Business trade groups and others could work with community colleges to develop the course, said Syverson, who thinks many legislators may respond since even when they think they’ve something good, they later are stunned by the “horrendous results” of their decisions.

“It’s because I think those decisions are made on how that legislation affects one particular group in that one particular period of time,” Syverson told Illinois Public Radio.

Syverson hasn’t yet filed such a bill, according to the Illinois General Assembly’s web site.

Hedgecock also has suggested lessons, if not instruction, to the avoidance dilemma.

Besides uncertainty and ambiguity, avoidance – doing nothing – is made worse by politics, especially the uncooperative atmosphere now, but citizens nevertheless expect their representatives to overcome the basic human instinct of decision avoidance. Lawmakers should note that others have, Hedgcock said.
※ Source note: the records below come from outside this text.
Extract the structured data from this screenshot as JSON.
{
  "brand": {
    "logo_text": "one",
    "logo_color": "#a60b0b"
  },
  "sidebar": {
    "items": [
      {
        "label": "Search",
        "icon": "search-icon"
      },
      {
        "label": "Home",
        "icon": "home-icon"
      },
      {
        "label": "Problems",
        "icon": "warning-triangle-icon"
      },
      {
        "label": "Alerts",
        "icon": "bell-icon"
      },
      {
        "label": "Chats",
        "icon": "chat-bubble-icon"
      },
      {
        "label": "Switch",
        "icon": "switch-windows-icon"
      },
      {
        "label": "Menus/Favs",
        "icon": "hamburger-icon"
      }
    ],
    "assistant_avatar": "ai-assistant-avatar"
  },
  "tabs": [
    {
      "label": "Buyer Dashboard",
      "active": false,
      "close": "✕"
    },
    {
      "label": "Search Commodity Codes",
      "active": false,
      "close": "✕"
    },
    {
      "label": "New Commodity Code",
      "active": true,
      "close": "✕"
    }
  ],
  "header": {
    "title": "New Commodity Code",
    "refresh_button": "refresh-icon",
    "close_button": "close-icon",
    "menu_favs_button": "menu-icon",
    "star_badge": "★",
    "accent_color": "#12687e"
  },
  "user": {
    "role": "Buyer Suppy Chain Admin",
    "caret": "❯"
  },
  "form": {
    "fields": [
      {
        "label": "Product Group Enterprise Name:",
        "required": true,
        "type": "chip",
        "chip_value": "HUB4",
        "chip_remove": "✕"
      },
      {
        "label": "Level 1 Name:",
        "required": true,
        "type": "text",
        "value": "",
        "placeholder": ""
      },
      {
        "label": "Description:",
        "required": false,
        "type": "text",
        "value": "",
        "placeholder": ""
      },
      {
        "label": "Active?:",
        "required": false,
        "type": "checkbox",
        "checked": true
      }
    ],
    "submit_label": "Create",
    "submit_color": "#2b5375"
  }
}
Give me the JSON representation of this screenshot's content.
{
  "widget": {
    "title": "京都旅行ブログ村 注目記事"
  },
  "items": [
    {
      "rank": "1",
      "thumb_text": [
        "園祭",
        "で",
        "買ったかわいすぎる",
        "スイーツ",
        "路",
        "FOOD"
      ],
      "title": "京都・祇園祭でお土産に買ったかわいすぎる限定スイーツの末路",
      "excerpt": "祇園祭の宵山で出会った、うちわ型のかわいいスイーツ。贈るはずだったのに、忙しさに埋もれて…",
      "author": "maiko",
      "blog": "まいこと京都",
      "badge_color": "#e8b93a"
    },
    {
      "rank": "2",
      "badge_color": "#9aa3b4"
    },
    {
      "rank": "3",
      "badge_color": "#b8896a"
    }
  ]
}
Re-interpreting a negative decision as a positive can help – “it could have been worse” – although that’s difficult in an atmosphere where political foes wait to criticize any decision. However, training has helped military, business, medical and other leaders make painful and difficult decisions.

Another often-successful method is to put in place a default choice so awful that nobody wants it to happen, and that can force them to act – like Congress’s “sequestration” scheme.

“They did that, and, clearly, it didn’t work,” Hedgcock conceded. “It might have been better if the default wasn’t so awful. In that case, tradeoff aversion might have been greater than the relatively smaller negative aspects of the default. This would make it more palatable to stick with the sequester if they hadn’t made it so painful.”